Dopo mesi di silenzio stampa ho deciso di provare a pubblicare una nuova storia. Questa volta non ci sono in mezzo Percy, Annabeth o altri personaggi che ci hanno fatto sognare. Questa è di mia totale invenzione e spero che la apprezzerete😊 , altrimenti vi manderò dodici dei infuriati a casa per farvi cambiare idea😇. E sanno essere molto convincenti e persuasivi.
Buona lettura :)

Le favole non riguardano solo
castelli e principesse...rappresentano
tutti i desideri che vuoi appagare e
la forza di lottare nelle cose
in cui credi.

Cindarella Story

Il rumore di sottofondo è indistinto e sono sempre più tentata di prendere le cuffiette e isolarmi da tutto quello che sta succedendo.

Le sento nella tasca dei jeans che mi chiamano, implorandomi di usarle e di mettere la musica al massimo.

Alzo lo sguardo, cercando mio fratello in mezzo al resto dei bambini. Sembrano tutti uguali con le loro uniformi e i capelli corti. E visto che mamma ha portato Filippo dal parrucchiere due giorni primastampa a più i riccioli biondi che mi aiutano a individuarlo tanto facilmente.

«Che numero di maglietta è?» chiedo a mamma osservandola mentre fissa il cellulare per rispondere alle sue mail.

«Uh?» replica, guardandomi velocemente prima di tornare al cellulare.

«Filo, che maglietta è? Mi ha detto che non è più il numero 7»

Mamma annuisce, troppo concentrata a scrivere il testo per darmi retta.

Sbuffo, guardando velocemente in campo dove dieci bambini di sette anni rincorrono una palla marrone per cercare di mandarla nei canestri abbassati.
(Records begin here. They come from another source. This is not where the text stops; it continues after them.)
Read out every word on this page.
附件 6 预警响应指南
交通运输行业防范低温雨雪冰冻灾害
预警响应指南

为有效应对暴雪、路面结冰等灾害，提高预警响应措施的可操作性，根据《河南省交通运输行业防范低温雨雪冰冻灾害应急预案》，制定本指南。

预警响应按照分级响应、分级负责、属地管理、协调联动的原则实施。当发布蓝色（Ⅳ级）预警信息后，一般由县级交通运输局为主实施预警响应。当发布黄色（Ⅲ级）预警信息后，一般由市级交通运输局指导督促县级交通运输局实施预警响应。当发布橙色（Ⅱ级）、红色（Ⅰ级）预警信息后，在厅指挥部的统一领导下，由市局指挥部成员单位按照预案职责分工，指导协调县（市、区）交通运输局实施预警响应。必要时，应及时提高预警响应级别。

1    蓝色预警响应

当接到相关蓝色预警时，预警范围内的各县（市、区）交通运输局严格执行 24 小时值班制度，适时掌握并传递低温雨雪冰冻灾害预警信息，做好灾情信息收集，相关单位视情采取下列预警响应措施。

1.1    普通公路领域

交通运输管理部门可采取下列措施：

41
Riconosco subito Mattia, l'amichetto di Filippo, che è rimasto fermo a bordo campo e guarda imbronciato gli altri giocare. Filippo mi ha detto che fa così quando nessuno gli passa mai la palla e un giorno durante gli allenamenti i genitori di questo bambino sono persino andati a lamentarsi con l'allenatore. Il motivo? Volevano che gli altri bambini passassero la palla a Mattia.

Finalmente trovo mio fratello, la maglietta blu e bianca con il numero 10 e il cognome "De Rossi". Si sta sbracciando cercando di prendere la palla a un bambino dell'altra squadra ed evitare che faccia canestro.

«Stavi dicendo?» chiede mamma alzando finalmente lo sguardo dal cellulare e corrugando le sopracciglia.

«Niente. Risolto» dico riabbassando lo sguardo e tornando a leggere Hunger Games per la seconda volta. Ieri sera ho visto di nuovo il film con mia sorella e mi è venuta voglia di rileggerlo.

Si, sono strana a rileggere libri che magari ho già letto. Ma amo leggere, amo il modo in cui semplici parole unite tra di loro siano in grado di trasportarti in mondi lontani, sconosciuti, portandoti via dalla realtà e facendoti vivere incredibili avventure e amori.

Sento un fischio e poco dopo Filippo compare davanti a noi, respirando affannato. Inizia a ravanare nella borsa della mamma prendendo una bottiglietta d'acqua.

«Hai visto come sono stato bravo? Ho quasi fatto canestro!»

Annuisco sorridendogli e passandogli una mano tra i capelli con la pettinatura alla "Anakin Skywalker" da bambino, con i capelli corti e la cresta. Come si vede alla fine de La minaccia fantasma. Da quando glieli ho fatti vedere si è fissato che a carnevale vuole vestirsi come un Jedi e per il suo compleanno ha voluto una spada laser. E ne vuole un'altra a Natale in modo da poter fare le battaglie.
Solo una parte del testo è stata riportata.